Dorilaus and Cleander visit a familiar inn, and are surprised to learn that their old acquaintance, the inn's Host, has recently died. Yet they hear him sing a song, and then meet his ghost. Cleander is superstitiously moved and frightened by the incident, and sees it as a malevolent omen; he asks the ghost to warn him if he is soon to die – and the ghost agrees.

Calista suspects Clarinda's lapse from chastity, and confronts her; but Clarinda boldly responds by threatening to expose her mistress's meeting with Lisander. Calista is deeply distressed – but decides again to stand upon her honor. She dismisses Clarinda from her service, and dares her to do her worst. This contradicts Clarinda's plans and expectations; but she manages to retain her place by appealing to Cleander's brother Beronte. (Clarinda says that "Monsieur Beronte my Lords Brother is / Oblig'd unto me for a private favour"...leaving the audience to speculate of the nature of that favor.)

Lisander gets involved in serious trouble: he kills two men in another duel, one of whom is a favorite of the King; and he must flee for his life. He leaves his broken sword behind him on the "field of honor;" it is picked up and repaired by Leon. The ghost of the Host comes to Cleander and warns him that his time has come. Cleander becomes aware of the affair between Leon and Clarinda; in a confrontation, Leon kills Cleander with Lisander's sword. Clarinda has him leave the sword behind, so that Lisander will be suspected; and Clarinda moves to revenge herself on Calista by exposing her meeting with Lisander. Calista must face the law as an apparent accessory to her husband's murder.
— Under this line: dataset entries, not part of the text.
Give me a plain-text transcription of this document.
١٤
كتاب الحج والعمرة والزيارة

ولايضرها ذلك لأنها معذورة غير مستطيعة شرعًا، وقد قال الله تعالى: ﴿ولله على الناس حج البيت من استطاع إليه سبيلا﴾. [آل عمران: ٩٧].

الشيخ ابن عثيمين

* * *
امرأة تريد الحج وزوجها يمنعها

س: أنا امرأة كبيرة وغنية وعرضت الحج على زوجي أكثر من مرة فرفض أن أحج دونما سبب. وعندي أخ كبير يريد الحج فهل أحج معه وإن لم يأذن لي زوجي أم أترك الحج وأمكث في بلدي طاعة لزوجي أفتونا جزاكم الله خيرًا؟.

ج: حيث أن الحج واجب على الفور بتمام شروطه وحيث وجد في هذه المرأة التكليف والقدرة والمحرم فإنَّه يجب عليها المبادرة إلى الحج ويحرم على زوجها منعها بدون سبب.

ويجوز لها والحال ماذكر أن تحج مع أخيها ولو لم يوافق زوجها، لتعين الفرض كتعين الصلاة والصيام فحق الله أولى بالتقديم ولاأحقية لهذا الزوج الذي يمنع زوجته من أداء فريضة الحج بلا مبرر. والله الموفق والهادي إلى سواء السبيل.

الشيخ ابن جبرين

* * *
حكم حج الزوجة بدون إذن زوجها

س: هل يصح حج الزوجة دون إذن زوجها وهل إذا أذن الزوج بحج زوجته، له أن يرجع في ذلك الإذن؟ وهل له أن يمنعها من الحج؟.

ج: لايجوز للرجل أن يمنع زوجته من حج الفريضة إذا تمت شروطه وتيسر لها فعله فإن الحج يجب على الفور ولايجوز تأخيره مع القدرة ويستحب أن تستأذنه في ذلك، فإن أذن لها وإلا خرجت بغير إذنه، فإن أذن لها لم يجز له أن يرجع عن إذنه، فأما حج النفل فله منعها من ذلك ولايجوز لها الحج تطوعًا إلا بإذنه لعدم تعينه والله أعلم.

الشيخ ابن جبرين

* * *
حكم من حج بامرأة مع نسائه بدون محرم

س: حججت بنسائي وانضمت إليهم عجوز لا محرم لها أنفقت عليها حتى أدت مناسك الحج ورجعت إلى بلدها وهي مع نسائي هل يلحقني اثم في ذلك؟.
Lidian has endured a change of heart after being wounded in the duel with Clarange (a feature typical of the dramaturgy of Fletcher and Massinger). He is now living in the countryside as a hermit. Clarange comes to him disguised as a friar, and convinces him that he, Clarange, is dead. Lidian goes to Olinda to give her the news and comfort her; Clarange follows, and by being the second to arrive claims Olinda's hand by her own stricture. Lidian is outraged, feeling he's been tricked.

The whole plot comes to a head in the final trial scene. The King of France himself has come to rule on Calista's case. Clarinda present her false accusation; but Lisander surprises everyone by appearing in person to defend Calista's reputation. And Leon, captured and now repentant over his killing of Cleander, confesses everything. The evidence indicates that Lisander was the wronged party in the duel with the King's favorite, and King is convinced to pardon him; he "sentences" Lisander to marry the widowed Calista after a year of mourning. Olinda's fate is also resolved; it turns out that Clarange is not just a pretended friar but a real one. Having chosen the religious life, he yields his claim on Olinda to Lidian. Clarinda and Leon are left to their fates before the law.

The play is one of the relatively few works in Fletcher's canon that was not revived after the theatres re-opened in 1660. The scene of the innkeeper's ghost, III, v, is one aspect of the play that has attracted notice from critics and readers.

On the play's title: the 17th-century folios rendered the title without punctuation: no apostrophe in Lovers. Editors of the 18th and 19th centuries generally chose to take "lover" as singular, and titled the play The Lover's Progress. Modern editors tend to prefer the more accurate plural – The Lovers' Progress – since the drama certainly offers its audience more than one lover. For a similar case, see Beggars' Bush.